Growth Inhibitors for Suppressing Inappropriate Image Concepts in Diffusion Models
Die Chen, Zhiwen Li, Mingyuan Fan, Cen Chen, Wenmeng Zhou, Yanhao Wang, Yaliang Li
TL;DR
This paper tackles the risk of inappropriate content in diffusion-based image generation by addressing implicit unsafe prompts that bypass explicit word filters. It introduces Growth Inhibitors for Erasure (GIE), a non-finetuning approach that operates in the image space by extracting target-concept features from cross-attention maps and injecting growth inhibitors during the diffusion process to erase unwanted content. An adapter learns the optimal suppression scale from early attention statistics, enabling precise erasure across varying degrees and scopes of concepts and even enabling simultaneous suppression of multiple concepts. Across NSFW content, artistic styles, and common objects, GIE outperforms eight baselines in erasure fidelity while preserving image quality and semantic alignment, and it generalizes to unseen concepts with minimal training overhead.
Abstract
Despite their remarkable image generation capabilities, text-to-image diffusion models inadvertently learn inappropriate concepts from vast and unfiltered training data, which leads to various ethical and business risks. Specifically, model-generated images may exhibit not safe for work (NSFW) content and style copyright infringements. The prompts that result in these problems often do not include explicit unsafe words; instead, they contain obscure and associative terms, which are referred to as implicit unsafe prompts. Existing approaches directly fine-tune models under textual guidance to alter the cognition of the diffusion model, thereby erasing inappropriate concepts. This not only requires concept-specific fine-tuning but may also incur catastrophic forgetting. To address these issues, we explore the representation of inappropriate concepts in the image space and guide them towards more suitable ones by injecting growth inhibitors, which are tailored based on the identified features related to inappropriate concepts during the diffusion process.

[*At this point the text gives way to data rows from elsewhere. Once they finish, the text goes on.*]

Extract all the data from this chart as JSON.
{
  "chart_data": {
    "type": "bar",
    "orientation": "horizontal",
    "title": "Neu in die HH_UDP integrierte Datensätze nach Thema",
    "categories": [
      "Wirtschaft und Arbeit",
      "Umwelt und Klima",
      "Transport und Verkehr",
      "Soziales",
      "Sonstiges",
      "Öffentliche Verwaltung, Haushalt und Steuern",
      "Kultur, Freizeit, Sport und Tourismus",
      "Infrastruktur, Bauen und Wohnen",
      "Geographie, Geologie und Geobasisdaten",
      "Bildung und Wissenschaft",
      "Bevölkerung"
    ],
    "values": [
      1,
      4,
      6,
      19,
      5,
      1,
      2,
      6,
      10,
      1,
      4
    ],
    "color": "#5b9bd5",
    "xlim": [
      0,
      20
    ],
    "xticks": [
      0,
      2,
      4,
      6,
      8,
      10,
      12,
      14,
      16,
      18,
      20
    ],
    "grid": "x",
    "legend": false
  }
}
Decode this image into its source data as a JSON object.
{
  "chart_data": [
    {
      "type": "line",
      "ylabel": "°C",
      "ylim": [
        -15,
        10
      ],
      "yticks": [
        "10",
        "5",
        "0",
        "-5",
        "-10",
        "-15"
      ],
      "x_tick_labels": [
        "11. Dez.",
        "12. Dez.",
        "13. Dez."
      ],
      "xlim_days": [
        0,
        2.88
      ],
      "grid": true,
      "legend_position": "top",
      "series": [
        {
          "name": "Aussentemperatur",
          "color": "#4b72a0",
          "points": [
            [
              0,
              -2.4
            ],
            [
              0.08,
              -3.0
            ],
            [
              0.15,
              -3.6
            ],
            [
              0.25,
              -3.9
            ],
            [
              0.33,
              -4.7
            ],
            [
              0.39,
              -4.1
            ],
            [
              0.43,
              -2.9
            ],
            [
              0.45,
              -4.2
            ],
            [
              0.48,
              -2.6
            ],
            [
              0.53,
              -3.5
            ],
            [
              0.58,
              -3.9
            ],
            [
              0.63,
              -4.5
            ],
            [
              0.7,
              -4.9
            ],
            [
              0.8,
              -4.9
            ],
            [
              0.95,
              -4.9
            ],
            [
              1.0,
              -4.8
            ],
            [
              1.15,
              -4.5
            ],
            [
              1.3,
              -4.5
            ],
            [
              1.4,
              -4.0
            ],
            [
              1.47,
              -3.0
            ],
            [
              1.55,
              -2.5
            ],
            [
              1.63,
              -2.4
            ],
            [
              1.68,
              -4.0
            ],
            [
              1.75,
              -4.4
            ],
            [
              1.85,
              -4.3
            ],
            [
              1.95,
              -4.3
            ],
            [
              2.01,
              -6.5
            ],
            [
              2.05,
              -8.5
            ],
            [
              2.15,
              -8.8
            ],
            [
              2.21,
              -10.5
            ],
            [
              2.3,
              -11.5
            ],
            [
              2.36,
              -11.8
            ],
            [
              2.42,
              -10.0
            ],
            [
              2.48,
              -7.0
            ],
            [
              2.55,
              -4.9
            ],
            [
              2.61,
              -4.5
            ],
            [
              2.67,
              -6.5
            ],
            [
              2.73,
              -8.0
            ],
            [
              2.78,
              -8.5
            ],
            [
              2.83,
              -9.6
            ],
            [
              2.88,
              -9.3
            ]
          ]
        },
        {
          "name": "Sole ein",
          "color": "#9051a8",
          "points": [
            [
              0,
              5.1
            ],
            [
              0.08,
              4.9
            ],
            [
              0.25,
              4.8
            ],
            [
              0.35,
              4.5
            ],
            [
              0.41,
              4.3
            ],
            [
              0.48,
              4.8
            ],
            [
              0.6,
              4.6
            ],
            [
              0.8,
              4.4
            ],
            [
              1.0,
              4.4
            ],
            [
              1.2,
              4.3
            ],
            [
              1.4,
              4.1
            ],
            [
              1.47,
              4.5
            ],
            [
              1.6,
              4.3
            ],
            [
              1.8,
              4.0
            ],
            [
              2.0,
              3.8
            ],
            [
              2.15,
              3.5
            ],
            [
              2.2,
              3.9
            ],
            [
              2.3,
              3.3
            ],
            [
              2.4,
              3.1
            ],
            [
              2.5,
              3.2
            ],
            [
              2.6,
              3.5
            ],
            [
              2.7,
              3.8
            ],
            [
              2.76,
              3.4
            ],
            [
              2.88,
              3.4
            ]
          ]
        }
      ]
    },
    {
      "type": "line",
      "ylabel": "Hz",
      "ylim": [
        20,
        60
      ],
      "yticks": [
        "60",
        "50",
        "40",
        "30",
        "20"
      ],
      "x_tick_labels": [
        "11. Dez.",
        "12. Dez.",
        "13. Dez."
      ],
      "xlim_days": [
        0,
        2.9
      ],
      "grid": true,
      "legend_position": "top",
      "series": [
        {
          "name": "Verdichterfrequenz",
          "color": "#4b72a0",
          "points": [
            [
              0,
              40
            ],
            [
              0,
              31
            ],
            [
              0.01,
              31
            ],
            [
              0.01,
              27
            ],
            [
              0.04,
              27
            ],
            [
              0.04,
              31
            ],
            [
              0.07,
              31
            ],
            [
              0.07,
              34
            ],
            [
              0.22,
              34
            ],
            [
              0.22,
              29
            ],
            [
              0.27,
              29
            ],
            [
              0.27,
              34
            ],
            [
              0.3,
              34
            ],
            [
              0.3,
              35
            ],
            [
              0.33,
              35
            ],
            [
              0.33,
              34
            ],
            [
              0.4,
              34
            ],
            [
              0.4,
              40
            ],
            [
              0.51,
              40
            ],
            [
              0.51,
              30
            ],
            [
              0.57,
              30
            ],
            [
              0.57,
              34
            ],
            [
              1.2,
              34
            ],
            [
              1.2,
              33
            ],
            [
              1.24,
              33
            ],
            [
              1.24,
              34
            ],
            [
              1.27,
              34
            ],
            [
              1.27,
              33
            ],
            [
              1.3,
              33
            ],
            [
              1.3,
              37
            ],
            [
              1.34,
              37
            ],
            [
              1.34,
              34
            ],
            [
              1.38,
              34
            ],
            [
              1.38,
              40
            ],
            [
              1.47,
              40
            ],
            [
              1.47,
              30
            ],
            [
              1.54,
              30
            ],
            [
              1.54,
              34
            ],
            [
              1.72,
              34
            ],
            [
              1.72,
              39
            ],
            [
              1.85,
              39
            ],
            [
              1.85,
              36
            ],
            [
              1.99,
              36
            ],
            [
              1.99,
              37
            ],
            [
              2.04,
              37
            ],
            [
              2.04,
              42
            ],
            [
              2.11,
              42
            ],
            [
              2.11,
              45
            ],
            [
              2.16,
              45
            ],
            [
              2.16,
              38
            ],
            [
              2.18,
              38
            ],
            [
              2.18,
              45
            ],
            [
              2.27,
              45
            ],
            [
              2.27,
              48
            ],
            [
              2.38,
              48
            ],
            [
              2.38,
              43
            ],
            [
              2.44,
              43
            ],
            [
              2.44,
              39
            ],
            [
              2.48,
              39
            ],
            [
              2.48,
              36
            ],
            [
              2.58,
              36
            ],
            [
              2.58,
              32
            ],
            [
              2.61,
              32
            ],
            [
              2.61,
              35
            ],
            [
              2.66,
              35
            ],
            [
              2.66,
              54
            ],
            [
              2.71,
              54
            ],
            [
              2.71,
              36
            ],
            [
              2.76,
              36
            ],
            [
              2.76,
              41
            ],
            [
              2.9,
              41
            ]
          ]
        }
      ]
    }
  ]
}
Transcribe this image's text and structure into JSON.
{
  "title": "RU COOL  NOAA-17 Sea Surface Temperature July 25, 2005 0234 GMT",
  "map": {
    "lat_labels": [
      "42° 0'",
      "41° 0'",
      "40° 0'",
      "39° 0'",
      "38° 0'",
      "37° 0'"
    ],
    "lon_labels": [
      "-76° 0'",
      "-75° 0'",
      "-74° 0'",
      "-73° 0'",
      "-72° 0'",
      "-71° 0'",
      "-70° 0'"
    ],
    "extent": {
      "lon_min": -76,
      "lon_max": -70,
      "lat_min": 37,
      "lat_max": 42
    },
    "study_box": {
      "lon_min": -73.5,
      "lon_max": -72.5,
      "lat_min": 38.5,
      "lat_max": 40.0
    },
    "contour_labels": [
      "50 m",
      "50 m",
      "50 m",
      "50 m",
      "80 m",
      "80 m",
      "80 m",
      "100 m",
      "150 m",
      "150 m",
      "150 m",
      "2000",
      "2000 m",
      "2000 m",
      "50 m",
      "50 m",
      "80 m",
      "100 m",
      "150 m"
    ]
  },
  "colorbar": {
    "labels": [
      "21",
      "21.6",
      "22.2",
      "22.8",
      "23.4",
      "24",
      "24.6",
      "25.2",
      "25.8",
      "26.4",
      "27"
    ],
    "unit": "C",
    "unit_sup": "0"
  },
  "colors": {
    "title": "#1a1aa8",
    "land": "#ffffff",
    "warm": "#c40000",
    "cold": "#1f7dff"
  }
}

Additionally, due to the varying degrees and scopes of inappropriate concepts, we train an adapter to infer the corresponding suppression scale during the injection process. Our method effectively captures the manifestation of subtle words at the image level, enabling direct and efficient erasure of target concepts without the need for fine-tuning. Through extensive experimentation, we demonstrate that our approach achieves superior erasure results with little effect on other concepts while preserving image quality and semantics.